Fota Wildlife Park has announced the birth of a critically endangered Columbian black spider monkey, to proud parents Norma and Pinky.
The new baby spider monkey was born on March 4, as part of a European endangered breeding programme (EEP).
The new baby is particularly good news as the Columbian black spider monkey is critically endangered, due to hunting, habitat destruction and a long birth cycle. Females only give birth every two or three years.
Mother, Norma, is eleven years old, and she arrived in Fota Wildlife Park in 2015 from Le Bioparc de Doué-la-Fontaine in France. Ten-year-old father Pinky was born at Fota.
This is Norma and Pinky’s third baby together, and they’re calling on the public to help name the newest member of the family – all name suggestions can be submitted at www.fotawildlife.ie/news.
Native to Columbia and Panama, Columbian black spider monkeys have extremely flexible tails with a hairless tip for gripping, that is unique to each animal, like a human fingerprint.

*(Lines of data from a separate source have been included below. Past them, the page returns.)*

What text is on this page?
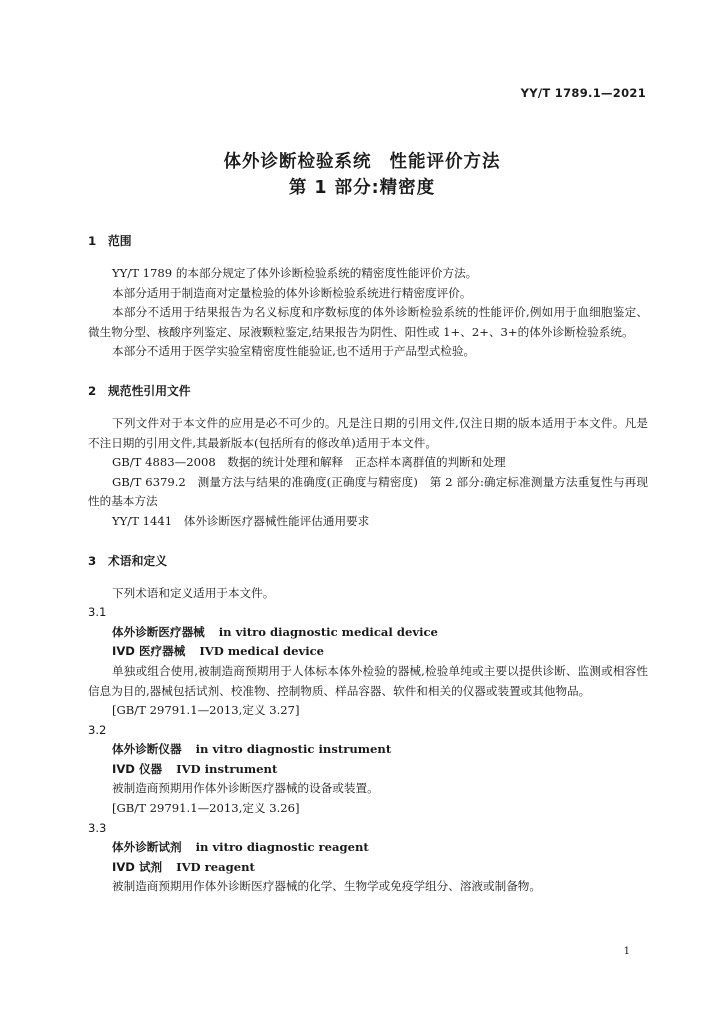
YY/T 1789.1—2021
体外诊断检验系统 性能评价方法
第 1 部分:精密度
1 范围

YY/T 1789 的本部分规定了体外诊断检验系统的精密度性能评价方法。

本部分适用于制造商对定量检验的体外诊断检验系统进行精密度评价。

本部分不适用于结果报告为名义标度和序数标度的体外诊断检验系统的性能评价,例如用于血细胞鉴定、微生物分型、核酸序列鉴定、尿液颗粒鉴定,结果报告为阴性、阳性或 1+、2+、3+的体外诊断检验系统。

本部分不适用于医学实验室精密度性能验证,也不适用于产品型式检验。

2 规范性引用文件

下列文件对于本文件的应用是必不可少的。凡是注日期的引用文件,仅注日期的版本适用于本文件。凡是不注日期的引用文件,其最新版本(包括所有的修改单)适用于本文件。

GB/T 4883—2008　数据的统计处理和解释　正态样本离群值的判断和处理

GB/T 6379.2　测量方法与结果的准确度(正确度与精密度)　第 2 部分:确定标准测量方法重复性与再现性的基本方法

YY/T 1441　体外诊断医疗器械性能评估通用要求

3 术语和定义

下列术语和定义适用于本文件。

3.1
体外诊断医疗器械 in vitro diagnostic medical device
IVD 医疗器械 IVD medical device

单独或组合使用,被制造商预期用于人体标本体外检验的器械,检验单纯或主要以提供诊断、监测或相容性信息为目的,器械包括试剂、校准物、控制物质、样品容器、软件和相关的仪器或装置或其他物品。

[GB/T 29791.1—2013,定义 3.27]
3.2
体外诊断仪器 in vitro diagnostic instrument
IVD 仪器 IVD instrument

被制造商预期用作体外诊断医疗器械的设备或装置。

[GB/T 29791.1—2013,定义 3.26]
3.3
体外诊断试剂 in vitro diagnostic reagent
IVD 试剂 IVD reagent

被制造商预期用作体外诊断医疗器械的化学、生物学或免疫学组分、溶液或制备物。

1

Black spider monkeys are the largest New World monkey, and can usually be found in the wild hanging out 2,500 metres above the ground in the canopies of humid forests, munching on fruit and leaves.
Fota’s spider monkeys recently moved into a brand new house part-funded by the Government via the Office of Public Works, purpose built with an upgraded outdoor habitat, complete with an extended island and a new water moat and waterfall.
Teresa Power, Lead Ranger said they are always delighted to announce the birth of any critically endangered animal, as it helps to raise awareness about species loss in the wild, and Fota’s conservation work.
The new baby has been nibbling at fruit and veg and is becoming more active around the recently upgraded Spider monkey enclosure," she said.
All visitors looking to visit the new spider monkey baby will need to pre-book their ticket in advance on www.fotawildlife.ie.